Vladimír Jindra is a man obsessed with pens and pencils. He has 5,600 of them in his collection which has won him a place in the Czech Book of Records. He collects pens and pencils in all shapes and sizes and is willing to pay as much as 2,000 crowns (over 100 US dollars) for a pencil if it is an old or rare specimen. His biggest pencil is two meters long and the smallest – which dates back to the 18th century - is 2.5 centimeters. He has pencils for writing on all kinds of surfaces – including meat, a vast variety of golf pencils and pencils with accessories. And the more he has the more he wants. Whenever he visits a pen and pencil auction somewhere he comes back with a few dozen more. Some of the rooms in his home have been turned into exhibition halls, but he says there’s always room for more. His estimate is that his family home can house some 100,000 pencils.

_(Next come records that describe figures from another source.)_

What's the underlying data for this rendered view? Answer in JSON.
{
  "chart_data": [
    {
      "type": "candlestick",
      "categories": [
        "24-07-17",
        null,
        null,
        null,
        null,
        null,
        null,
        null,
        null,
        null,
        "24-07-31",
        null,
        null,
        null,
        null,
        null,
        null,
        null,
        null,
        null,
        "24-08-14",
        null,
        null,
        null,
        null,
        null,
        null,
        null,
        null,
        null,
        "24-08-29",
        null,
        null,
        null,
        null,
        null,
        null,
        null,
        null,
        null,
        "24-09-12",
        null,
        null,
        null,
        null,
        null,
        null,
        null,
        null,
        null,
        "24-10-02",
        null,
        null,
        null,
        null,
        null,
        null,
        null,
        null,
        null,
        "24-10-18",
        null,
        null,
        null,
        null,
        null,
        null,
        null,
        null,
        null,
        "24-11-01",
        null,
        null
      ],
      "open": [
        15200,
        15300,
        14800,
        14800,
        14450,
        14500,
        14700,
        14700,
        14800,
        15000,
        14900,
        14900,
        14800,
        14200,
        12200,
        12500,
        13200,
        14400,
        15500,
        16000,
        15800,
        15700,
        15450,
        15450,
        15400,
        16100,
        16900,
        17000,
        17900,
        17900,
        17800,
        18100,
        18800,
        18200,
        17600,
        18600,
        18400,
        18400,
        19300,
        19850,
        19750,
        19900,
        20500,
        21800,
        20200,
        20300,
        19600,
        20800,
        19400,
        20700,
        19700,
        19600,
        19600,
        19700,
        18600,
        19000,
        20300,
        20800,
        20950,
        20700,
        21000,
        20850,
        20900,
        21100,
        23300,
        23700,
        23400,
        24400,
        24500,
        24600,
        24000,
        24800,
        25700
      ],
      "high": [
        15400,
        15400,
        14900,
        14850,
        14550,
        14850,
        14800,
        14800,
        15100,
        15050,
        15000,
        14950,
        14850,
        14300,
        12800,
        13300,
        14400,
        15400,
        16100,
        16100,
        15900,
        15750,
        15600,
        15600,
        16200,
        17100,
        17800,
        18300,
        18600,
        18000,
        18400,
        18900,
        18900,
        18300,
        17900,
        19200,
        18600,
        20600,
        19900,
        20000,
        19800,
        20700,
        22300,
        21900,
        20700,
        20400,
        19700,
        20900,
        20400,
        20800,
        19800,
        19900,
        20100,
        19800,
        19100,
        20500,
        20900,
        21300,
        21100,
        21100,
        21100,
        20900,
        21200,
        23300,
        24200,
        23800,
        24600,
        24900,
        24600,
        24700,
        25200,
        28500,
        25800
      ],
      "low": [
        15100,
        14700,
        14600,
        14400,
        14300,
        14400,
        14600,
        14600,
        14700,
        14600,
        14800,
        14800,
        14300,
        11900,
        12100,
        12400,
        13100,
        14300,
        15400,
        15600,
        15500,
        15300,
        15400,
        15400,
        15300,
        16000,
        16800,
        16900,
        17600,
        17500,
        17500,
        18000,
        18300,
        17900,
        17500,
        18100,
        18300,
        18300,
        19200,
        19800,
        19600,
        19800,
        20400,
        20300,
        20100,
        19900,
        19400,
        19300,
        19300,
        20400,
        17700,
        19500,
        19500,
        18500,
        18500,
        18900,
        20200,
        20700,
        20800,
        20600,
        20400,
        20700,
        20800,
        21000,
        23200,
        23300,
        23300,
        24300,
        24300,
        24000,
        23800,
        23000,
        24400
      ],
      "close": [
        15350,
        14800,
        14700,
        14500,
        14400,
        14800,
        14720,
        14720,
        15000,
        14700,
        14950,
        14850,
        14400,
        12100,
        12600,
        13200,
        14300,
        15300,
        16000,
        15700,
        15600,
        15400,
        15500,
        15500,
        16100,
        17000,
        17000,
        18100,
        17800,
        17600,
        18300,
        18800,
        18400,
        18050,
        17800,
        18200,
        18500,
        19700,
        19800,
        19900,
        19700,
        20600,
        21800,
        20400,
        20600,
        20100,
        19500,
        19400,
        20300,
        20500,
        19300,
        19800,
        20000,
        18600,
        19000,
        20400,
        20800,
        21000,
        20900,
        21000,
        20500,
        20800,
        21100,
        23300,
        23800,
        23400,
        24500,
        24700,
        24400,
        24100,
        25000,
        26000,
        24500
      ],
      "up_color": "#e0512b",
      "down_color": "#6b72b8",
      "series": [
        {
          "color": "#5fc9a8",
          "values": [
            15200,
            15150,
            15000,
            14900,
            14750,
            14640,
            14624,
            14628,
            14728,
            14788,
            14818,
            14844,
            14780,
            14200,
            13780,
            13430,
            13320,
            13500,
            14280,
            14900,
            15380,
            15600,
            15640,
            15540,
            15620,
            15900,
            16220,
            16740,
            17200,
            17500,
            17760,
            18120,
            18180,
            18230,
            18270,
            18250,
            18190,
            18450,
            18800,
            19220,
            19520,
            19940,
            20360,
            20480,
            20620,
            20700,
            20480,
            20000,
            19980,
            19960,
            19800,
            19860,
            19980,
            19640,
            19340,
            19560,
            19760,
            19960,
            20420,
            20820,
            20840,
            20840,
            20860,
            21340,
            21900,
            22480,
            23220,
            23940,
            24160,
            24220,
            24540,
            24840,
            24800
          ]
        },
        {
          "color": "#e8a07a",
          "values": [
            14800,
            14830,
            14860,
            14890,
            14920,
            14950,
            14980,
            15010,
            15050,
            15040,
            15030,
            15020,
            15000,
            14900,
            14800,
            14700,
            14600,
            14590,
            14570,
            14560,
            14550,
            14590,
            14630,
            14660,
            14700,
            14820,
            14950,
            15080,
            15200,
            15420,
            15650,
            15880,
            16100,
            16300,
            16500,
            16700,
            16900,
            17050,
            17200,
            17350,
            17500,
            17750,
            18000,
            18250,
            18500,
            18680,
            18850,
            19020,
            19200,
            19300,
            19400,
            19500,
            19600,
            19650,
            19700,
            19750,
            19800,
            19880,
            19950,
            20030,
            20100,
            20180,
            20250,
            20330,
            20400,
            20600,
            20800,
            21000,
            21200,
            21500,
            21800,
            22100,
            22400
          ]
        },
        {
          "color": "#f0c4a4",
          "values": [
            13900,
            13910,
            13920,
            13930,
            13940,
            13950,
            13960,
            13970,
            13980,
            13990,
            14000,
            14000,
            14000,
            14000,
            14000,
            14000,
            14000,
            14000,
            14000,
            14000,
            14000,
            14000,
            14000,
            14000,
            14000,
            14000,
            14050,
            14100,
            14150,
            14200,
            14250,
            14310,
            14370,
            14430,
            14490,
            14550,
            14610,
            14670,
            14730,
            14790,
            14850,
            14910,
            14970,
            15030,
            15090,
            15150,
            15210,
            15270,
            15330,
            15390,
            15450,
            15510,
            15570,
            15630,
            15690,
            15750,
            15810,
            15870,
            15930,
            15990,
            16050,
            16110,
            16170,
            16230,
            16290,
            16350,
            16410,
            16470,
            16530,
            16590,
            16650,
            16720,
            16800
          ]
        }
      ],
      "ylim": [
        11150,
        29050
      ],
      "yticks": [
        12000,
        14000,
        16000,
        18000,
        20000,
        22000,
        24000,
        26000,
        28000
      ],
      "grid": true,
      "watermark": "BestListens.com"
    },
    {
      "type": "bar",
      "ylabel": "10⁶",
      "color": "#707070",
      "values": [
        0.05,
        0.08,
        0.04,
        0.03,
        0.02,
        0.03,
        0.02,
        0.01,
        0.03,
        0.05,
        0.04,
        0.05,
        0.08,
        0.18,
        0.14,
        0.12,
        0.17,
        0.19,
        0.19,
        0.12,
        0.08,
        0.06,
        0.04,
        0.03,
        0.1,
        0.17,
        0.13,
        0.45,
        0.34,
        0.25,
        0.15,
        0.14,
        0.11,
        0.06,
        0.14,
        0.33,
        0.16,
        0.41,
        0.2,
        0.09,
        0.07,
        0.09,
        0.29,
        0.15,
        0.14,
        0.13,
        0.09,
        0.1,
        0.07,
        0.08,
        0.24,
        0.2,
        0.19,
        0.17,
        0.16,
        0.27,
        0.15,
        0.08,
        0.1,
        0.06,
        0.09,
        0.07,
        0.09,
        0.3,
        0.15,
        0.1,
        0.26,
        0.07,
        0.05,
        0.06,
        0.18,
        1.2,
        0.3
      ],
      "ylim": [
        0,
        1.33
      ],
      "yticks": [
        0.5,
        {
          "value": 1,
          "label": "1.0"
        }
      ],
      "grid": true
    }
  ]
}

Churches, chapels and bell-towers are a frequent target of thieves and millions of crowns worth of priceless historic and religious artifacts have been stolen in the past twenty years or so. Many of these relics are smuggled out of the country, sold to private buyers and never seen again. Churches and chapels are usually located in the centre of towns and villages making theft more difficult but bell towers tend to be on the outskirts of town and are easy targets. At the present time the police are registering 19 stolen bells from bell towers around the country. Last week the police unexpectedly discovered one of these stolen bells at the Holešovice market-place in Prague. The bell was made in 1924 and was stolen from a tiny village called Nová Chřibská 16 years ago. The chances of catching the thieves after such a long time are slim and in any case charges could not be pressed because of a ten-year status of limitations on theft. The bell will now be returned to the village and put back where it belongs. The only problem is that the villagers had given up hoping they would get it back and – because they did not have money to pay for a new one – they had turned the bell tower into a mixed-goods store.